« Emmenez-moi » de Sarah Gysler : un récit poignant sur le suicide assisté et la résilience à travers les karaokés
Une autobiographie profondément humaniste et sensible
Le deuxième roman de Sarah Gysler, intitulé « Emmenez-moi », s’ouvre sur un récit émouvant ancré dans une réalité intime. En fin 2019, l’auteure évoque ses rêves de voyage en mer à bord de son bateau, baptisé Dune, mais son parcours est rapidement chamboulé par une situation dramatique. La famille doit faire face au décès imminent de son père, victime de ses souffrances physiques, qui décide de mettre fin à ses jours.
Le portrait poignant d’un père en déclin
Claude, surnommé affectueusement « La Vieillerie » par ses proches, est un homme retranché chez lui depuis plusieurs années. Passionné de Renaud, il manifeste une grande pudeur affective, refusant souvent d’exprimer ses émotions, tout en étant brutal envers le monde moderne. Malgré tout, il demeure une figure centrale pour sa famille.
Sarah Gysler confie : « J’ai été profondément bouleversée par sa décision. Parmi ses dernières requêtes, il m’a demandé d’écrire un livre pour lui. Ce geste a été pour moi une manière de ne pas sombrer totalement face à cette perte imminente. »
La tension psychologique et la solidarité familiale
Le récit se concentre également sur l’attente angoissante du jour J. L’humour, souvent présente dans le texte, sert à atténuer la douleur, tout en rendant cette histoire plus accessible. Lors d’une scène clés, en juin 2020, des bénévoles d’Exit pénètrent dans l’appartement d’Epalinges, où Claude se prépare à mettre fin à ses jours, dernière étape de son parcours.
Une période de crise identifiée comme une dépression
Pour Sarah Gysler, cette période a signifié le début d’une dépression qui a duré un an et demi. Elle mentionne avoir survécu à cette période en se lançant dans diverses activités autodidactes, allant du visionnage intensif de documentaires à la création d’un feuillage luxuriant dans son salon, ou encore à l’élaboration d’un tableau Excel sur l’histoire du cinéma mondial. Elle évoque également sa brève expérience en tant que « croque-morte », scène qui témoigne de sa volonté de faire face à la douleur.
« Je considère que, malgré ma conduite parfois négligente ou maladroite, ce moment reste l’un des plus marquants de ma vie. Ne pas avoir préparé le corps de mon père moi-même — c’est peut-être mon seul et unique regret. »

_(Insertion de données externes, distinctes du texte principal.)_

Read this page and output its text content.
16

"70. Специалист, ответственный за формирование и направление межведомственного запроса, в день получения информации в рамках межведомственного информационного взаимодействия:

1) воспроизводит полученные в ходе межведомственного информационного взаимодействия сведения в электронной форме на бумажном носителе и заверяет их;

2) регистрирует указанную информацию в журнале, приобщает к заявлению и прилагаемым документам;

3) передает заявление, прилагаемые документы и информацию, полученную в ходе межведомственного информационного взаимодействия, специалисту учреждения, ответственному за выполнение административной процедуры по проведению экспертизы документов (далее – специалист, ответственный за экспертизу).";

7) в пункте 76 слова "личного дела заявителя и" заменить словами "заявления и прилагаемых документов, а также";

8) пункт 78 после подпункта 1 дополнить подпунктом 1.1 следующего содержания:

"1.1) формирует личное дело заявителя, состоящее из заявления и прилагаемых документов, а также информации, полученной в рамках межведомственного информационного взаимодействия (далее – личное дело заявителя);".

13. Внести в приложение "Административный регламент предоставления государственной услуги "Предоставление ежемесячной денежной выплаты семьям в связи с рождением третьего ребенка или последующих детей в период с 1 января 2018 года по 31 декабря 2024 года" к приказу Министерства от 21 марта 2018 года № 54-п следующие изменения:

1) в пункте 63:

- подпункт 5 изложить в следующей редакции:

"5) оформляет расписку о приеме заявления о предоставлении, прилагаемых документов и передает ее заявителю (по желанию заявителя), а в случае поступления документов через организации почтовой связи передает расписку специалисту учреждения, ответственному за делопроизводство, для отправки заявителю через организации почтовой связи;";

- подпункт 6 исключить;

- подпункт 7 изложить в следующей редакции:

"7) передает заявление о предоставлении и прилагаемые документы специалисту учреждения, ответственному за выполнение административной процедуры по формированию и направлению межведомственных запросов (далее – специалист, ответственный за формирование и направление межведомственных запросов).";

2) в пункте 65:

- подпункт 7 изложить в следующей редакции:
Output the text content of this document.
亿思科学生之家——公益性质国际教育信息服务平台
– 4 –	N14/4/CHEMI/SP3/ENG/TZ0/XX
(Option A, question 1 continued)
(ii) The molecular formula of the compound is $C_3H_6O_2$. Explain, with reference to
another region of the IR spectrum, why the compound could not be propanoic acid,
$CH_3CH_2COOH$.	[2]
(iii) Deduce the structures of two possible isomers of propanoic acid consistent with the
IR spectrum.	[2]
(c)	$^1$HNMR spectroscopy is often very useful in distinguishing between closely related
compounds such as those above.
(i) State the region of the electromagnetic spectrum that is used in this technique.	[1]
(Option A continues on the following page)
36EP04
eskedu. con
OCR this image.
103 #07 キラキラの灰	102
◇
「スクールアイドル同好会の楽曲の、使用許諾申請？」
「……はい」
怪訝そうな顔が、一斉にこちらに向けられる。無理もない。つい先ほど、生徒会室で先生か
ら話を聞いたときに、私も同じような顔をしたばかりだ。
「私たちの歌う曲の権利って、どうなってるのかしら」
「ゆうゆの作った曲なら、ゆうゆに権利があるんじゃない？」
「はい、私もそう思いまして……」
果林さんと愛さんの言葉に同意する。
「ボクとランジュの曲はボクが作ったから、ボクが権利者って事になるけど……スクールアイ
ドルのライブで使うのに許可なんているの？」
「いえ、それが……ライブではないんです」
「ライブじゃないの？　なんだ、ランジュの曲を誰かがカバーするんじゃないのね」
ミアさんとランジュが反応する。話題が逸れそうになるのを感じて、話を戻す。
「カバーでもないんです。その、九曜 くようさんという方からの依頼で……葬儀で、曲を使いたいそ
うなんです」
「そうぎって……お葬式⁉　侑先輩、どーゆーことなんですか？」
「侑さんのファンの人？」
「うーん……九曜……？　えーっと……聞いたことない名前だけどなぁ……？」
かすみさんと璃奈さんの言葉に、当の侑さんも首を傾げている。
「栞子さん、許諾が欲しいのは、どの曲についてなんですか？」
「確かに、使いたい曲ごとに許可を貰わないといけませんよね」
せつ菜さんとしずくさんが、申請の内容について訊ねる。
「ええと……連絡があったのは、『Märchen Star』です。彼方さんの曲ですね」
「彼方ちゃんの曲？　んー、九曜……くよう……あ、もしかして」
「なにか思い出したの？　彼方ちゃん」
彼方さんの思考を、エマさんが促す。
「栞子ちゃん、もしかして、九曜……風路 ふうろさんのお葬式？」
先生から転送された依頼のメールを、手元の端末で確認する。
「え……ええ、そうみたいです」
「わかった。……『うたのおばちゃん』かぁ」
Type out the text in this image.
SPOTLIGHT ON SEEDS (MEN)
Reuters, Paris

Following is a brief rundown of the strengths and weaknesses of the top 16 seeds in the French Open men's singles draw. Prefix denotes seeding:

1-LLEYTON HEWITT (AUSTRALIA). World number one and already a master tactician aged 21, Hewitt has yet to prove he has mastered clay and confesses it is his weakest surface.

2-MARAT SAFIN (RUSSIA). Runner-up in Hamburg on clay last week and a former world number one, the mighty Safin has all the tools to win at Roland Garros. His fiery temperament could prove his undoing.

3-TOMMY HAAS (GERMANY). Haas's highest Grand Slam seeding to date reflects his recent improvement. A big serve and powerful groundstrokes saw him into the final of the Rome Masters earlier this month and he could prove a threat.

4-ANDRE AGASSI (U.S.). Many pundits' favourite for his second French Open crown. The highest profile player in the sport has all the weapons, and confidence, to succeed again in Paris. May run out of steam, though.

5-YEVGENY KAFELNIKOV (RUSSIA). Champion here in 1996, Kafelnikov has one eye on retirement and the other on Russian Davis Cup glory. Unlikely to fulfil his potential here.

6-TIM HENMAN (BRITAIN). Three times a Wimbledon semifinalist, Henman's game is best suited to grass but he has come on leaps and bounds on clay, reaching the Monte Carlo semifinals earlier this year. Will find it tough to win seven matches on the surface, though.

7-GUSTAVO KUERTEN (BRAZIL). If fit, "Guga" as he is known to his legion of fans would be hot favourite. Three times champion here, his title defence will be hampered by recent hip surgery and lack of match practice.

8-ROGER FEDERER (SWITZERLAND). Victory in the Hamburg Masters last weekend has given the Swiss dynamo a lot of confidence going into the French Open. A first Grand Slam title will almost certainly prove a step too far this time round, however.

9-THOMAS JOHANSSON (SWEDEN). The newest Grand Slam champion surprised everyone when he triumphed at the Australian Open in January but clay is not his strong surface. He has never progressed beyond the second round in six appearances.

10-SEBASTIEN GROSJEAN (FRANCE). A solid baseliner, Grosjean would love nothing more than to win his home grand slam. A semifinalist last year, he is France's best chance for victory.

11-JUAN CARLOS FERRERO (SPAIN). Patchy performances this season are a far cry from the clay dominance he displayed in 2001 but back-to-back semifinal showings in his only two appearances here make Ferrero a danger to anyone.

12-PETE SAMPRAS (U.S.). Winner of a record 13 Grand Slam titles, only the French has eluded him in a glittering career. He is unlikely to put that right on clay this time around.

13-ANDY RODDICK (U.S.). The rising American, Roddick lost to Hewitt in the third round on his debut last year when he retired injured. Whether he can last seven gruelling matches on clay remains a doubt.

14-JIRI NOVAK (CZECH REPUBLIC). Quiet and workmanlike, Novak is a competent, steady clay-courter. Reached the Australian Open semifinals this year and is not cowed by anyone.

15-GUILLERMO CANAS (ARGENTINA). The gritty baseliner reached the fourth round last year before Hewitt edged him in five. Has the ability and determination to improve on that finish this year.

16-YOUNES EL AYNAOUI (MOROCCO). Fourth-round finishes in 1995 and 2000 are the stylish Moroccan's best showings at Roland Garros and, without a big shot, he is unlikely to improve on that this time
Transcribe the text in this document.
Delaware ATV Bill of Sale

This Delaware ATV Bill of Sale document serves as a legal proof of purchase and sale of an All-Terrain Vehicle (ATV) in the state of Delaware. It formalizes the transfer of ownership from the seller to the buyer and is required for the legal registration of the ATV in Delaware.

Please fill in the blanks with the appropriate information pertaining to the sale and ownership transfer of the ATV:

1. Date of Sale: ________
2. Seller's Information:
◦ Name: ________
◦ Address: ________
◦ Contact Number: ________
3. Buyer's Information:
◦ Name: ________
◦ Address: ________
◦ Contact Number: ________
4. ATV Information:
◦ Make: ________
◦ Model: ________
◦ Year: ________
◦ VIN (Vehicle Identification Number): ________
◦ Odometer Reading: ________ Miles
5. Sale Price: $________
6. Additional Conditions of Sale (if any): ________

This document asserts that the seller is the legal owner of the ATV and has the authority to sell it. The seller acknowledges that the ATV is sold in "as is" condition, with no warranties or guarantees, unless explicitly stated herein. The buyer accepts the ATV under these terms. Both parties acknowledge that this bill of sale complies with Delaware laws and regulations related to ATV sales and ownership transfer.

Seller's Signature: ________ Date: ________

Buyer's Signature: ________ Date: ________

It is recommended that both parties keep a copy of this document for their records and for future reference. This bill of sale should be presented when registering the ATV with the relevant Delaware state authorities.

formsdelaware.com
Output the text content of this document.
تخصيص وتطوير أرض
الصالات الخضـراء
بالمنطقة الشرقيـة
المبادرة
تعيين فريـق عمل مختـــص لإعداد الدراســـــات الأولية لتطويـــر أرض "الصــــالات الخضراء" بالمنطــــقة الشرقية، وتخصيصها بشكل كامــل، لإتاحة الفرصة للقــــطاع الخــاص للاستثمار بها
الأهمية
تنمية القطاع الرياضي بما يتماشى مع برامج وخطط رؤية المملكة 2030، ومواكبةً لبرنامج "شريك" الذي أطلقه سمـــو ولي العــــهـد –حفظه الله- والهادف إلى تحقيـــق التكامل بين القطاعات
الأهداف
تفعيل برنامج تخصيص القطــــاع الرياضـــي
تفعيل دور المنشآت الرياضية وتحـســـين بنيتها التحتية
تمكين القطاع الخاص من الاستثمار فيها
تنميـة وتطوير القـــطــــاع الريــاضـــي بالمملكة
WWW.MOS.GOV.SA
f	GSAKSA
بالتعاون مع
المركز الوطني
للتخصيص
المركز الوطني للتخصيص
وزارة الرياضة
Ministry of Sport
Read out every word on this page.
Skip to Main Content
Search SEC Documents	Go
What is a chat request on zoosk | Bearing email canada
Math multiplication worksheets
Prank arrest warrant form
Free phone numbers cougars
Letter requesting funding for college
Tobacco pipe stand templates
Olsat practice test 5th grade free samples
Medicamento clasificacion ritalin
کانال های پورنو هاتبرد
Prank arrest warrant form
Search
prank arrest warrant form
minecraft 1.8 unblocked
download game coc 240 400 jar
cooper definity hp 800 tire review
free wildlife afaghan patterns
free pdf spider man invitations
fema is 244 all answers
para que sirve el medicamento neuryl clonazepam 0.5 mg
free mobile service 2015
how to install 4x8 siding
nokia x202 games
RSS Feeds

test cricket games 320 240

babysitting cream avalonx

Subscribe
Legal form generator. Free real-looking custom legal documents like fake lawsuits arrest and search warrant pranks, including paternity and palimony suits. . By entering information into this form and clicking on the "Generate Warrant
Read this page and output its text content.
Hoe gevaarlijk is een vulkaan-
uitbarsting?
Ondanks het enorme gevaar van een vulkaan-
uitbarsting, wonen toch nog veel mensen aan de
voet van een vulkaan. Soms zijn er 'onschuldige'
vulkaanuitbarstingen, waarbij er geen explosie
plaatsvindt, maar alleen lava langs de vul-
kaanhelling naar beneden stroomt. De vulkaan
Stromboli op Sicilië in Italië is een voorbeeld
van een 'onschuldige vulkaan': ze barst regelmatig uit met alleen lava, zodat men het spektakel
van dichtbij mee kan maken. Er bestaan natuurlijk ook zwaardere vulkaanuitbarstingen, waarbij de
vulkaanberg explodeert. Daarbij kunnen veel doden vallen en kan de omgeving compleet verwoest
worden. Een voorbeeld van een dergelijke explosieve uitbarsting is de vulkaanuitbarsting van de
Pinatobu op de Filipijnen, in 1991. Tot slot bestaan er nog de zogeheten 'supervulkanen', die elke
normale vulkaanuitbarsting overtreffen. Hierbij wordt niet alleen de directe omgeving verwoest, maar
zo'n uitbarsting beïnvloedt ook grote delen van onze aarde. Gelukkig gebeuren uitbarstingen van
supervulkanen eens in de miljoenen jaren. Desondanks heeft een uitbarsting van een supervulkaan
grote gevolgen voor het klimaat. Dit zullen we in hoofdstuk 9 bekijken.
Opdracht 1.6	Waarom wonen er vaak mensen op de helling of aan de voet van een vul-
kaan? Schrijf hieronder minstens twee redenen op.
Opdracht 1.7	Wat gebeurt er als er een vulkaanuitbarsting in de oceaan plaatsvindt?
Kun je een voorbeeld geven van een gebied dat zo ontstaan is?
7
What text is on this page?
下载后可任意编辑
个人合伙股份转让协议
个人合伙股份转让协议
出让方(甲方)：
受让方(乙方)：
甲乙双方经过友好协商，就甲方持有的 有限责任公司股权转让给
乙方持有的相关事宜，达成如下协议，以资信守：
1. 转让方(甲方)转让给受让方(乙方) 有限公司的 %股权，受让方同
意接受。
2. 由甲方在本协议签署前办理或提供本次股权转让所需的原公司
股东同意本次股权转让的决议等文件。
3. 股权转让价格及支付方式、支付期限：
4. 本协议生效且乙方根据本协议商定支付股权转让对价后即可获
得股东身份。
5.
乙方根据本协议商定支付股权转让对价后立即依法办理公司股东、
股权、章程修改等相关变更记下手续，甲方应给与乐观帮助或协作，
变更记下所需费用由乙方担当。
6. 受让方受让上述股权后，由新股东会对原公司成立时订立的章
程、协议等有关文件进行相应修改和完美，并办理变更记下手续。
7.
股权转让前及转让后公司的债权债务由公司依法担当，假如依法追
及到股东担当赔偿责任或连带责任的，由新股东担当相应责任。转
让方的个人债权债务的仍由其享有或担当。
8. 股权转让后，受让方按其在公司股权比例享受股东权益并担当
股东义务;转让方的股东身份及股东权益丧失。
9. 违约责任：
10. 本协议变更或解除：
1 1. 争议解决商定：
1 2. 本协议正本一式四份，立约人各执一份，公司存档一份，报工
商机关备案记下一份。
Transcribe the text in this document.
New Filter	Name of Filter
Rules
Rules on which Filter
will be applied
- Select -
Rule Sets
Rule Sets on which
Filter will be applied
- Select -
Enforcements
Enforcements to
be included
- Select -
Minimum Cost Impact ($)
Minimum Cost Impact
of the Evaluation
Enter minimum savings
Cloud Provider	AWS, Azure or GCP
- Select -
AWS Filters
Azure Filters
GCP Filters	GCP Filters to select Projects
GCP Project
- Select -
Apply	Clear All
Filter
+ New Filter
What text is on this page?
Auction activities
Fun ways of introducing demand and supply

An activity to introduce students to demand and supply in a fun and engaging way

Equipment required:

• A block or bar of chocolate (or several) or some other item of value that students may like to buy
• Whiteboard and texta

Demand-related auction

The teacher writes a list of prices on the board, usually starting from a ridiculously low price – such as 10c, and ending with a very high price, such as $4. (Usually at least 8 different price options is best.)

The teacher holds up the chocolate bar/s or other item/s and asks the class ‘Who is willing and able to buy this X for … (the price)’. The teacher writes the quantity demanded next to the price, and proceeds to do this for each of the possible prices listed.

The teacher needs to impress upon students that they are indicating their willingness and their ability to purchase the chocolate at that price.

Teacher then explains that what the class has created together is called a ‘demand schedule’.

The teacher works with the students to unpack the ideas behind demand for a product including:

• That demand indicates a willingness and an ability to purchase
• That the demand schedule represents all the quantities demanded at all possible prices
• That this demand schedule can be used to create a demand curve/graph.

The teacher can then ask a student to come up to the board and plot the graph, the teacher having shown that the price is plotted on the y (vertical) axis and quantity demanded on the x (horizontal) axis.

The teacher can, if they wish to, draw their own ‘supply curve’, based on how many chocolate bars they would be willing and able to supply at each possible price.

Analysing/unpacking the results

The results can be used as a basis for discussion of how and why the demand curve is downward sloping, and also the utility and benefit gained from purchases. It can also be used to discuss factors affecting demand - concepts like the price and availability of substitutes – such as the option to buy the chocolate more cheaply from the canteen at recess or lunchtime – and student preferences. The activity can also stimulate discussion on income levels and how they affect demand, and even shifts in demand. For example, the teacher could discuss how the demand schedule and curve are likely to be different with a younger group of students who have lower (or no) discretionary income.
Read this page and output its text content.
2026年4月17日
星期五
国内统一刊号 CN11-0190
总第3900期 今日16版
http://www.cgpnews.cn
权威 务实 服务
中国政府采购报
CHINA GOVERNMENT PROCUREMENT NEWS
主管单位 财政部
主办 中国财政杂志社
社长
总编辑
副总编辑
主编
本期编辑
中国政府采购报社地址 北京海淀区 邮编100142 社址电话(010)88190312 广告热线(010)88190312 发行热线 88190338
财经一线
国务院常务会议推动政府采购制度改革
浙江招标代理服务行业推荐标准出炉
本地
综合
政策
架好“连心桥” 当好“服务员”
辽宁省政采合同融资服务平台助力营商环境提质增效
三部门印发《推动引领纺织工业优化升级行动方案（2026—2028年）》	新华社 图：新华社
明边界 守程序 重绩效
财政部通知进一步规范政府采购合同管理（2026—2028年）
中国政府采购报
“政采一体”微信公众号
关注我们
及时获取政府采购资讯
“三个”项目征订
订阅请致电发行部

Les liens familiaux et le rôle des animaux comme soutien
Malgré la départ officiel du père, sa mère, l’amour, et des amours passés refont surface, apportant une certaine stabilité. La famille trouve aussi du réconfort dans la musique, notamment grâce à leurs amis et à la chanson française. Miracle, un chat noir et obèse, arrivé comme un ange gardien, joue un rôle de bouée de secours dans cette tempête émotionnelle. La région de Vevey, notamment la Cour de l’Avenir, devient alors un lieu rassembleur pour des soirées de karaoké pleines d’émotion et de catharsis.
Un long processus d’écriture illuminé par l’espoir
L’écriture du roman a duré quatre années, avec ses phases de silence et de doutes, mais l’autrice voit aujourd’hui cette aventure comme une démarche pleine de lumière. Elle insiste : « C’est avant tout un hommage, je ne voulais pas qu’il soit triste. Ce n’est pas seulement un récit sur le suicide assisté, mais aussi sur l’amour silencieux et l’impuissance face à la perte. »
Une évolution personnelle vers la maturité littéraire
Initialement perçue comme une écrivaine voyageuse, Sarah Gysler a consacré sept années à cette œuvre, métaphore de ses traversées personnelles comme celles des sept mers. Aujourd’hui, elle se définit simplement comme une écrivaine, sincère et engagée. « Emmenez-moi » est un livre qui touche en plein cœur, laissant après sa lecture une envie urgente de chérir ses proches, d’embrasser, et de partager des moments festifs tels que les karaokés, comme autant de petites lampes d’espoir face à la tristesse.